39
PDF
TO
HTML
C
ONVERSION
Final Report
Page 34
5 Performance evaluation
This section evaluates the results given by the conversion software. Annotated
examples of the program’s output from each of the four PDF files are given, together
with an analysis of the results. These results are then compared to the results given by
the existing solutions which are covered in section 2.
5.1 Analysis of converted output
Overall, the conversion software was found to produce good results with simple and
moderately complex documents, including the four PDF files that comprise the
conversion material chosen in section 3.3.
In most cases, simple multi-column layouts were correctly detected and the columns
were output in the correct order. More complex layouts, such as the US Military Force
in Columbia article in section 5.5, where an article spans two columns, gave less
successful results. Occasionally, elements on the page such as headers, footers and
captions, appeared in between the columns instead of being recognized as
miscellaneous and moved to the bottom of the page. One major improvement, which
is given as a suggestion for further work, would be to look at graphical elements of the
page such as lines and rectangles. These elements often indicate to the reader where
different articles start and end.
Most features of the page layout, as described in section 4.5, were detected and
handled correctly. In particular, the line spacing detection algorithm worked very
successfully and did not result in any unwanted new paragraphs.
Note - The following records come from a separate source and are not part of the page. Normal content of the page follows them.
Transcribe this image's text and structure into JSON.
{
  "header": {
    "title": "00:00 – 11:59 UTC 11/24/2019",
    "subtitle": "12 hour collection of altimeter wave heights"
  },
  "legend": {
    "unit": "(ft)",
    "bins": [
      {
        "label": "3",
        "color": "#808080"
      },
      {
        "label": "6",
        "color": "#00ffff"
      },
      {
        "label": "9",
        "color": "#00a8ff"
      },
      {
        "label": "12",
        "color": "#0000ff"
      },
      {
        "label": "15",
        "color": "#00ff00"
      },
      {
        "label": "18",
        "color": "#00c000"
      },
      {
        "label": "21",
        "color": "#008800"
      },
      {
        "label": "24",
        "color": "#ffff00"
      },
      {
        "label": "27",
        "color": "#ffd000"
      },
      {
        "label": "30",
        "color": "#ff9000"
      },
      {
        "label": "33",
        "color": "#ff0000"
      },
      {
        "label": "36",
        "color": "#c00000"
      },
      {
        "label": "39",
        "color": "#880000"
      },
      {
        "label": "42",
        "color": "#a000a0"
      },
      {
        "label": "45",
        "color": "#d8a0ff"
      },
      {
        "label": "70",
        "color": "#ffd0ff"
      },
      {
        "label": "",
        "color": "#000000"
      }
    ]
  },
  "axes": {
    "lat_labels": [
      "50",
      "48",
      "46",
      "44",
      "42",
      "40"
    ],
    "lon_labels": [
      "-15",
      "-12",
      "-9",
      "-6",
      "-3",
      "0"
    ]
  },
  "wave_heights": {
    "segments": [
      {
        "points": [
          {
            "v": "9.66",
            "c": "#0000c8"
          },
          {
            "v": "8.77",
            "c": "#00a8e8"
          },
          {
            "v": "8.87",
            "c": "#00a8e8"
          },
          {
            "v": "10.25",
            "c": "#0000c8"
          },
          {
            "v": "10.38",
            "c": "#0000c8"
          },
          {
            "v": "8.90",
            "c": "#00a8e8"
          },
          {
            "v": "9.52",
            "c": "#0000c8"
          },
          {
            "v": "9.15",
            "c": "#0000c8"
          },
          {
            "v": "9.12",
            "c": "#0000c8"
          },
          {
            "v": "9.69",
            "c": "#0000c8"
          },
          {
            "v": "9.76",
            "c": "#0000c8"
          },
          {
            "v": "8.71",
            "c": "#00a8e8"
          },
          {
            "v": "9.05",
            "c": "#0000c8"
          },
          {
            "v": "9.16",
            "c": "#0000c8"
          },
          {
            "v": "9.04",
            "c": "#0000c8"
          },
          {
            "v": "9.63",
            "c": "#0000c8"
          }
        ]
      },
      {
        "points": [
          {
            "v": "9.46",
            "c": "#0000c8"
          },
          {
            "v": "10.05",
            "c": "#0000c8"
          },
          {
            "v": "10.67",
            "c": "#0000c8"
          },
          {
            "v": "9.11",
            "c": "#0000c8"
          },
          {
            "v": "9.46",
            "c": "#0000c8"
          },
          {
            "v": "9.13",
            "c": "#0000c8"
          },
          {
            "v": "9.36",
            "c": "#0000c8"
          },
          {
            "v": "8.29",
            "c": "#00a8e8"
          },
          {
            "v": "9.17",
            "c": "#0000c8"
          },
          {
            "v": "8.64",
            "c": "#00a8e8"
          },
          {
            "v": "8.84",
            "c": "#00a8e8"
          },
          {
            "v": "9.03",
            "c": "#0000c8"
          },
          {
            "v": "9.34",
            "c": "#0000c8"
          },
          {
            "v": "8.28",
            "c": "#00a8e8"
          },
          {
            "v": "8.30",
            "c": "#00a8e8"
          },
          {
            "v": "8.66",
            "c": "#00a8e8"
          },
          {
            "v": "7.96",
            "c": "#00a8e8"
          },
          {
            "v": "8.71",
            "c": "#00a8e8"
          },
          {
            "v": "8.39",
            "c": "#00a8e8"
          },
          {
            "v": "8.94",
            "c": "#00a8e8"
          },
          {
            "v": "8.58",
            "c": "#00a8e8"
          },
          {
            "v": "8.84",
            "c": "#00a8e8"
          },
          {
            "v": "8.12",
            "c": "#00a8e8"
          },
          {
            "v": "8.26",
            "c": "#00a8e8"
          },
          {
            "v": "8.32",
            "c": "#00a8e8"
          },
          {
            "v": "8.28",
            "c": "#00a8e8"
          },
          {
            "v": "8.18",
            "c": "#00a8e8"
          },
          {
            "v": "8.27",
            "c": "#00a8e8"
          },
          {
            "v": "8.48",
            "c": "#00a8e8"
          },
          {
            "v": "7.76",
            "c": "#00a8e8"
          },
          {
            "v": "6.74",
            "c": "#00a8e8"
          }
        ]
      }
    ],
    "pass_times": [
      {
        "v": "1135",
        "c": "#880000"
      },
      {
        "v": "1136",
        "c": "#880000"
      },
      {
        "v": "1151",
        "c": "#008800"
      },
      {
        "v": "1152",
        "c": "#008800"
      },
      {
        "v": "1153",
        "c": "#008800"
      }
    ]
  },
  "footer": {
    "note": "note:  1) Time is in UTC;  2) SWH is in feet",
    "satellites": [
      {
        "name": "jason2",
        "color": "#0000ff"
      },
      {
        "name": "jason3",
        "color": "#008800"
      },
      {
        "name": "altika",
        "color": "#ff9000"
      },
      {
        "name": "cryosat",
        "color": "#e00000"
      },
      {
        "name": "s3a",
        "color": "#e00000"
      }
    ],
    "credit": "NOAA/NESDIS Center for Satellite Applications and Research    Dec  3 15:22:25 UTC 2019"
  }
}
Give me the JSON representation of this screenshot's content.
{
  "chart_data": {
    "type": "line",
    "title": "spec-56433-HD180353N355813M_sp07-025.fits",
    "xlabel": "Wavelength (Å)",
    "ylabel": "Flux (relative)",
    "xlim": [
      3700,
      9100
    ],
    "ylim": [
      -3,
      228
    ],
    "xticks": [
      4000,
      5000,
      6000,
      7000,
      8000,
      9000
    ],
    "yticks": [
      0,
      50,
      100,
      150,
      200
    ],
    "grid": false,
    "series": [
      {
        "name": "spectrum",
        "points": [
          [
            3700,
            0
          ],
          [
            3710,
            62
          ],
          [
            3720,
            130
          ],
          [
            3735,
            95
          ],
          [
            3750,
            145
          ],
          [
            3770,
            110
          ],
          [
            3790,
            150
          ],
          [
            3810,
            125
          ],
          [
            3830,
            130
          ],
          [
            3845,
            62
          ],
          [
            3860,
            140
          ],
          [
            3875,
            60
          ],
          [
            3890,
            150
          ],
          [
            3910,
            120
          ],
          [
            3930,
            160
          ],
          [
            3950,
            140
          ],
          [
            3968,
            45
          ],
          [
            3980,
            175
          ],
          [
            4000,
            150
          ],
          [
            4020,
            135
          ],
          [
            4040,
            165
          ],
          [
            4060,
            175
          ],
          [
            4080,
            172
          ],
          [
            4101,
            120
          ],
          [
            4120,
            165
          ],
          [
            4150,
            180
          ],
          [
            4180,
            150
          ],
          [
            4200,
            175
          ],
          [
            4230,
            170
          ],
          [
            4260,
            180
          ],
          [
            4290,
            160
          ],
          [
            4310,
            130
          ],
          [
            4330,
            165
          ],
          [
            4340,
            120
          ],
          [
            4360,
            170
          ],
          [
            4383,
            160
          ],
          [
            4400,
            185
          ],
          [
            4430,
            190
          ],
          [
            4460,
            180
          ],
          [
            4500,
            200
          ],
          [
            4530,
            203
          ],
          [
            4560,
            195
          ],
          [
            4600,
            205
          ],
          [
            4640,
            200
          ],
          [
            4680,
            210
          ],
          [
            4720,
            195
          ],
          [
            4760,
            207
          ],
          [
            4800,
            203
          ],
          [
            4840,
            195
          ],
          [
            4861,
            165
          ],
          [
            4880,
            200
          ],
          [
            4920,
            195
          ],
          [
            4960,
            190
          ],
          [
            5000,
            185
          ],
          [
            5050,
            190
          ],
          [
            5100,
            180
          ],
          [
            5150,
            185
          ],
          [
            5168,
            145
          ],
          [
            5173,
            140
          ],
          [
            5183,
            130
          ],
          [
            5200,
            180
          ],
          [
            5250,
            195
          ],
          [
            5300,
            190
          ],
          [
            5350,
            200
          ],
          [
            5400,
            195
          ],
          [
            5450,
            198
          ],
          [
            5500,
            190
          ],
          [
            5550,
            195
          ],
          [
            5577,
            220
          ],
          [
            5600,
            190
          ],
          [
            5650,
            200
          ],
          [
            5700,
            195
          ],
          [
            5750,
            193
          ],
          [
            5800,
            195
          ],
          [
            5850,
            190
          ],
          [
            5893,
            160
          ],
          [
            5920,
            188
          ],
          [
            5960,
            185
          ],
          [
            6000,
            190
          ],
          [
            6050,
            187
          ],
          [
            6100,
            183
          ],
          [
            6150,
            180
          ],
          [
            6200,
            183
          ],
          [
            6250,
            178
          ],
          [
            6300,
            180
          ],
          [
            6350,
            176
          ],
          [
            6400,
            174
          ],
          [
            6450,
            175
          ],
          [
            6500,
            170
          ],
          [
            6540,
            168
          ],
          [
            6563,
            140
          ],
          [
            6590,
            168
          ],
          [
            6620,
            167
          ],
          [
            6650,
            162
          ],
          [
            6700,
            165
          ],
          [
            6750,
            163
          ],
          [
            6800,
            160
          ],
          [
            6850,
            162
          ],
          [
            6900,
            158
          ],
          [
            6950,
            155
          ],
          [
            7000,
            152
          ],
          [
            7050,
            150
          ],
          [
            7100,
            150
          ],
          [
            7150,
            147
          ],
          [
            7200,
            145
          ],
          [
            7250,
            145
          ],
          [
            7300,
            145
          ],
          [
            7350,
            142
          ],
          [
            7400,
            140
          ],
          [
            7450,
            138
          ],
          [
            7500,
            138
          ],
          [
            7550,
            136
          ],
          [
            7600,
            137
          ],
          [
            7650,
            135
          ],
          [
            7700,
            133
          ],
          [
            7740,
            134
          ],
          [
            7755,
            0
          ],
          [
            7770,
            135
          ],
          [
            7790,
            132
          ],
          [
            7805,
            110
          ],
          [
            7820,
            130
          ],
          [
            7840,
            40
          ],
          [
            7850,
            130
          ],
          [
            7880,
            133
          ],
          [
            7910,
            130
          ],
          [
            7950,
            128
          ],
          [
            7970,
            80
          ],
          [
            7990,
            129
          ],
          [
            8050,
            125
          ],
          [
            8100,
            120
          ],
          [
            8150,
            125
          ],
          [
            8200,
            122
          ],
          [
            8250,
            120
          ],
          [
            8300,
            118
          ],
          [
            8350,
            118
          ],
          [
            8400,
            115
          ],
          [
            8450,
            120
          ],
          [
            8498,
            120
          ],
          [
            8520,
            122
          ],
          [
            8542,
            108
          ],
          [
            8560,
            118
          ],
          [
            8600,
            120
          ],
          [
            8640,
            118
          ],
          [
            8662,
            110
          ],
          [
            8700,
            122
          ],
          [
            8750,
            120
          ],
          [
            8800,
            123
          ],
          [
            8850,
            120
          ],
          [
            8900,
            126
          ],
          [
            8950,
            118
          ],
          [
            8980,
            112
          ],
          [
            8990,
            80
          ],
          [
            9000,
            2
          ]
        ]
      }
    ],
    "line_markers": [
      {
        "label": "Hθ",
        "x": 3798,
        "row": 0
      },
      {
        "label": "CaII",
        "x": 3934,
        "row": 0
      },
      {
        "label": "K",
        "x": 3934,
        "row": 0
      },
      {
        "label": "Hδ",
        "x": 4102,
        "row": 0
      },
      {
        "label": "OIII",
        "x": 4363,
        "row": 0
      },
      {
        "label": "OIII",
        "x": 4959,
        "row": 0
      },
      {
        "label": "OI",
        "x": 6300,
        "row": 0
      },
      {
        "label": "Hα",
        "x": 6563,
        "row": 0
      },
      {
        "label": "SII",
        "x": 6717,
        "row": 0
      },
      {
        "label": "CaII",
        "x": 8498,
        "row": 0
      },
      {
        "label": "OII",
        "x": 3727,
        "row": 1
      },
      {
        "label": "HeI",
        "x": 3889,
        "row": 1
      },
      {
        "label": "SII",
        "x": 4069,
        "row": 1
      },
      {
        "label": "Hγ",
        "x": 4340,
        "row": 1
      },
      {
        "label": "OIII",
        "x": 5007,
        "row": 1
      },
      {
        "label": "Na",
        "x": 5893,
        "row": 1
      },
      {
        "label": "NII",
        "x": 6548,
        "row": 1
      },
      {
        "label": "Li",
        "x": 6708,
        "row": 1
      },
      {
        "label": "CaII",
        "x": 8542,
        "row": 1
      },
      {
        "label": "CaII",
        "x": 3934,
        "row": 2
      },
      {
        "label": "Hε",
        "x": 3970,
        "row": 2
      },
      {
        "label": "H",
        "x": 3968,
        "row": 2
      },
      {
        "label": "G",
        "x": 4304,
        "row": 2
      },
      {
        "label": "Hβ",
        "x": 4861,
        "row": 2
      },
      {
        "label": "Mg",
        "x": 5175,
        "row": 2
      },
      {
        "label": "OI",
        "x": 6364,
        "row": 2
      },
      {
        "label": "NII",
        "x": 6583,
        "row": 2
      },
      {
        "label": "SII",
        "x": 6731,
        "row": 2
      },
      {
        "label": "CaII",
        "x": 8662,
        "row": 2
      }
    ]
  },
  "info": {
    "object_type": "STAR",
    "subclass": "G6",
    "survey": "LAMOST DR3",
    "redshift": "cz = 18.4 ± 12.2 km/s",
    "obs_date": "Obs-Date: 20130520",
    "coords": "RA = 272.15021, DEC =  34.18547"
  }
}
Some of the feature
detection methods, such as the hyphenation detection, corrected some errors but
caused others. This was because, where it met a double barrel word that was wrapped
to the next line (such horse-pistols as described in section 5.3.2) it would still remove
the hyphen and merge the two parts of the word into one. From the information
available to the program it is impossible to tell whether the hyphen should remain in
place or be removed. Only by understanding the text itself can this decision be made.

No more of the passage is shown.